Electrical charges accumulate until the air, a poor conductor of electricity, can no longer prevent a flow of current. When the discharge occurs, it is along a lightning channel that typically connects elevated ground objects (such as buildings and trees) and the cloud base.

Thunder is the sound produced by an explosive expansion of air heated by a lightning stroke. When lightning is near, the thunder sounds like a sharp crack. More distant strokes produce growling and rumbling noises, a result of the sound being refracted and modified by the turbulent environment of the thunderstorm.
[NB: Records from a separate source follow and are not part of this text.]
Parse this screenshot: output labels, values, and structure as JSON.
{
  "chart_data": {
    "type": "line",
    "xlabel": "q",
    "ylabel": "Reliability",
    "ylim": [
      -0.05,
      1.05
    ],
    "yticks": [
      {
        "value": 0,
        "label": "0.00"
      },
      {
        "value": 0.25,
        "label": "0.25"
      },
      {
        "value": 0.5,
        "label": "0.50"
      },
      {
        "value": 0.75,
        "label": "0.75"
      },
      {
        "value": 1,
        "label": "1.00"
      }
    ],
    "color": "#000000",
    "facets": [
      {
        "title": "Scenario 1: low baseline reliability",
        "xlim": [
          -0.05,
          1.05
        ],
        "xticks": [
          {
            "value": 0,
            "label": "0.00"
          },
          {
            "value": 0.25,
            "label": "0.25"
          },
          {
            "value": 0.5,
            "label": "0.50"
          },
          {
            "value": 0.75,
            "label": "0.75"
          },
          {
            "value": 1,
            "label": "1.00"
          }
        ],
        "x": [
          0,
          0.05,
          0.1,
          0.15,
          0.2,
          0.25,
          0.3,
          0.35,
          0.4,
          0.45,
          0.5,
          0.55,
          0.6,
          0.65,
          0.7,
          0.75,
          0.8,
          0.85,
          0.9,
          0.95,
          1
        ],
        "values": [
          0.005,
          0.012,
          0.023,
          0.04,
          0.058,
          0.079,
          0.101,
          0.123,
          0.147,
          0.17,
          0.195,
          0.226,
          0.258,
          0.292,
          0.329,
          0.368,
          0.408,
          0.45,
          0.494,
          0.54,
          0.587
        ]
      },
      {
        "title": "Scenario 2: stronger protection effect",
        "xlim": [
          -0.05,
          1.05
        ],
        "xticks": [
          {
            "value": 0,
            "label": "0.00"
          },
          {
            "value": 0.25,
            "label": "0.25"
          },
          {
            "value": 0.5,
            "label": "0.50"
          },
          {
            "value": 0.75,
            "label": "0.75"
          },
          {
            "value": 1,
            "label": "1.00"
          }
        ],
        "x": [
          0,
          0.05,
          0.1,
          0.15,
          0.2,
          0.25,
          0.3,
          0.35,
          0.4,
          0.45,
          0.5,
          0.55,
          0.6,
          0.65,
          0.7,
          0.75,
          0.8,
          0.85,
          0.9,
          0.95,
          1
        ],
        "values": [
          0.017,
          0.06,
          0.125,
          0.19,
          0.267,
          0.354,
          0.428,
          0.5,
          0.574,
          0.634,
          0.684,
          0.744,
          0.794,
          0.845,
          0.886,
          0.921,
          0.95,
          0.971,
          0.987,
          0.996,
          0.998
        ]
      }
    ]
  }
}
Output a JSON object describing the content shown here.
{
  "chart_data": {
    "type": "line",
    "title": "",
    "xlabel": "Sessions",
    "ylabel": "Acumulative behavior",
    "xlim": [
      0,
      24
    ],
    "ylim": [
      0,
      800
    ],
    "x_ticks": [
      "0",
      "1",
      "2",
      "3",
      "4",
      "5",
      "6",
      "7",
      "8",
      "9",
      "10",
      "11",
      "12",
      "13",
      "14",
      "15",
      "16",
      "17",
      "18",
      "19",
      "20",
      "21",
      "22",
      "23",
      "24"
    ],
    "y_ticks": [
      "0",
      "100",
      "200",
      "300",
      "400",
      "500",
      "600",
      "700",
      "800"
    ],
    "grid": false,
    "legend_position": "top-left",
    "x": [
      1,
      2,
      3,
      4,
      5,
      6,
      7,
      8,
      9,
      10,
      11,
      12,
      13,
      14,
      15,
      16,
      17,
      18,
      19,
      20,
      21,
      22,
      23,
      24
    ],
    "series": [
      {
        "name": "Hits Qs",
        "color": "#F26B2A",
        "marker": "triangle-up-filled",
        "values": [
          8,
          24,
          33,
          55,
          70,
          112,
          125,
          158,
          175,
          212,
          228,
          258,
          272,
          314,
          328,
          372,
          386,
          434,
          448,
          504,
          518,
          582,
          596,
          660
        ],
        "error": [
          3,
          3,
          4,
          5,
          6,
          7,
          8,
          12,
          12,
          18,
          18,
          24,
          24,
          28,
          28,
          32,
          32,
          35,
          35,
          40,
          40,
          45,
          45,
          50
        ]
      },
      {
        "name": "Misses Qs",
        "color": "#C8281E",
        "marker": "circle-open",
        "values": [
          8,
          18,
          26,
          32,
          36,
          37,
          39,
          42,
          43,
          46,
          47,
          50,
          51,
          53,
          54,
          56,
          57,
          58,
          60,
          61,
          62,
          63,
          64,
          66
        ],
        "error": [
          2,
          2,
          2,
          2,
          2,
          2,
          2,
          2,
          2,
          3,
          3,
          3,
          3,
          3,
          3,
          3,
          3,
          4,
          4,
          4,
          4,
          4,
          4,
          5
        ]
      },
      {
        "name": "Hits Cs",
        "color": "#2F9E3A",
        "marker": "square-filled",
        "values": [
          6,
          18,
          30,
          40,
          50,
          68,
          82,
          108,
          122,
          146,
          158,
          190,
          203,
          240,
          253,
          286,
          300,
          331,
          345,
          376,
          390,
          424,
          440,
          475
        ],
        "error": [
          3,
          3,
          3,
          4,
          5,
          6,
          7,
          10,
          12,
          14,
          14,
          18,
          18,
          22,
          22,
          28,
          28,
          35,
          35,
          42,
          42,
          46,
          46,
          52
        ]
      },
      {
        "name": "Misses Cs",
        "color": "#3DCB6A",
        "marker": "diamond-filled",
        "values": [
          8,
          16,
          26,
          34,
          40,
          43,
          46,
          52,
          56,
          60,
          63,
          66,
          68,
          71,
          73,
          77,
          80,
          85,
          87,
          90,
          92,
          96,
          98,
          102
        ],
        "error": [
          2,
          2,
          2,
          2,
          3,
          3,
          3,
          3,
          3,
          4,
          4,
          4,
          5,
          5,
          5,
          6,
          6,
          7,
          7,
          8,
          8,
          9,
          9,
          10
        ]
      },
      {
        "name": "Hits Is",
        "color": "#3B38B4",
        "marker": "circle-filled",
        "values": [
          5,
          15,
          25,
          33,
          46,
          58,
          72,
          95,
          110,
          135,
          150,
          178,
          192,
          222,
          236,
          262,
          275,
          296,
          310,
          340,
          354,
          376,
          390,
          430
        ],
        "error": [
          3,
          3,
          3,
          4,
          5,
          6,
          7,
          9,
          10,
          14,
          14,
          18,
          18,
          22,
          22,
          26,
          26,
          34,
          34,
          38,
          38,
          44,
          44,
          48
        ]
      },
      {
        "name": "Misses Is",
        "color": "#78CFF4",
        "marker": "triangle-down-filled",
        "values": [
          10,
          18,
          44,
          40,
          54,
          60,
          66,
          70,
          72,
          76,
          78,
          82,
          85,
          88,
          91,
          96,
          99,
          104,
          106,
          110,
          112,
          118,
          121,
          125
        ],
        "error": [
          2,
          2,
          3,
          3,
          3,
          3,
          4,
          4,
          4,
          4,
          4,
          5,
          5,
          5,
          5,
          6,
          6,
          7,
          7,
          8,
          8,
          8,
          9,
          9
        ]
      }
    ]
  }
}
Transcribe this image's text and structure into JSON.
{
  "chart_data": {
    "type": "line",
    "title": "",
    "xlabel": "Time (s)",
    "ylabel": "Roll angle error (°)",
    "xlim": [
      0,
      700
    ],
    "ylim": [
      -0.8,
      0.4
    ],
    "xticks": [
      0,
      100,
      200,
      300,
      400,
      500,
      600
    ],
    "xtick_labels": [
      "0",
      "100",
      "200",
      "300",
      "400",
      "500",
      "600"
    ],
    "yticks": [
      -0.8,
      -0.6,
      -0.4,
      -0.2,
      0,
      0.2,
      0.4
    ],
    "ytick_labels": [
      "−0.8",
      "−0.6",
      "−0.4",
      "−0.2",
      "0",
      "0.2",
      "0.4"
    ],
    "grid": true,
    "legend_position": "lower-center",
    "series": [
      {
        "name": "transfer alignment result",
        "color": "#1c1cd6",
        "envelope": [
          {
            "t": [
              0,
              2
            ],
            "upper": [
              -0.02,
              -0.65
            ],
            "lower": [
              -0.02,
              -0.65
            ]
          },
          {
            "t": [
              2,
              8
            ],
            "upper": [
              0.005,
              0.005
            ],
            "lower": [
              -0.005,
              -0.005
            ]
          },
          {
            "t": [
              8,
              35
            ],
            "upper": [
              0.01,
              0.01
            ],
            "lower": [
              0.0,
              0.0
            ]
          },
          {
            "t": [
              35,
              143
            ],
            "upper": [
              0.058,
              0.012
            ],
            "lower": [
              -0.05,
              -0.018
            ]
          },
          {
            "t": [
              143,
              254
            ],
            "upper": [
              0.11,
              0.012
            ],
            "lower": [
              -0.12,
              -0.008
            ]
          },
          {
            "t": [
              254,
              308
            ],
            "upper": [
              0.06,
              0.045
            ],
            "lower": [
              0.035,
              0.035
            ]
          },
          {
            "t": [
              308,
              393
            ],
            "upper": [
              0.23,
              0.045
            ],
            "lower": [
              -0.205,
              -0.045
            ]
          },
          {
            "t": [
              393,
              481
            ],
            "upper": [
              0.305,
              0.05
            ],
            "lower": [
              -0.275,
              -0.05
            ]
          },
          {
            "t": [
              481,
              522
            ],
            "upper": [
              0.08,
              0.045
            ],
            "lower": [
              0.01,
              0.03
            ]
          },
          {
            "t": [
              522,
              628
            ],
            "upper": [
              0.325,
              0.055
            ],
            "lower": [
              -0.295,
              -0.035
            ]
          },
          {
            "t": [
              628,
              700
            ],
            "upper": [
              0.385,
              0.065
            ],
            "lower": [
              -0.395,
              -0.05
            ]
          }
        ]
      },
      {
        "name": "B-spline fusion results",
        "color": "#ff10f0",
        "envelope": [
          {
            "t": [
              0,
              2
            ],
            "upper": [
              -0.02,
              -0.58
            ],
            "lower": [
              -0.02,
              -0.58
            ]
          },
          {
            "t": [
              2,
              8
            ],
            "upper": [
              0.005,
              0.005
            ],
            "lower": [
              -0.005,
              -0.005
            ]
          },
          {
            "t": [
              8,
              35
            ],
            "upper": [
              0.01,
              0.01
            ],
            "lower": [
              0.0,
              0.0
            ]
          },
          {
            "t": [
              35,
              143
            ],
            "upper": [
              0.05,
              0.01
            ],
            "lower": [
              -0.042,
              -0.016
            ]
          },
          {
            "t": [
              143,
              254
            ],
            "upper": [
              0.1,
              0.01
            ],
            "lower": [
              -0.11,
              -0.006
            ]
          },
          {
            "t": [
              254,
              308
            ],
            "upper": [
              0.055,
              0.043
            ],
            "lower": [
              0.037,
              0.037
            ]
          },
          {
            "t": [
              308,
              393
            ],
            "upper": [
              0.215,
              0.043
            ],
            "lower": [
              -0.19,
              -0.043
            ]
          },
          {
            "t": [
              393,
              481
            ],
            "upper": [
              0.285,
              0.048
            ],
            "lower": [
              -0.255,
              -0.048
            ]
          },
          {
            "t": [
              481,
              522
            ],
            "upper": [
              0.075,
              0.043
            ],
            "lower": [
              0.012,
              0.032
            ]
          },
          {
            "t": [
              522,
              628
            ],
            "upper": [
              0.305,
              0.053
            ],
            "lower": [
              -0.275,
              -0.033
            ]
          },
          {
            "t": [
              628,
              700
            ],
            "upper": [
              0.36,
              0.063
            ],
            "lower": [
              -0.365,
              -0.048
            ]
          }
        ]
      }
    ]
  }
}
Because the speed of light is about a million times that of sound, the lightning bolt is visible before the thunder is heard. This makes it possible to estimate the distance (in miles) of the lightning stroke by counting the number of seconds between lightning and thunder and dividing by five.

When weather conditions in an area are expected to become severe, the Storm prediction Center (SPC) in Norman, Oklahoma issues a severe thunderstorm or tornado watch. This watch defines the area that severe weather may occur during the watch period.

A severe thunderstorm watch means the potential exists for thunderstorms to reach the severe threshold but the threat of tornados is limited. A tornado watch means there is a potential for severe thunderstorms and tornados.

When severe weather is occurring or imminent, a warning is issued by the local NWS office with warning responsibility for that area. The warning consists of the type of event, location affected, duration of warning, and a call-to-action statement. It contains limited information and is designed for rapid dissemination to the public. Shortly after the warning is disseminated, a severe weather statement is usually issued. The severe weather statement updates the initial warning and provides additional information.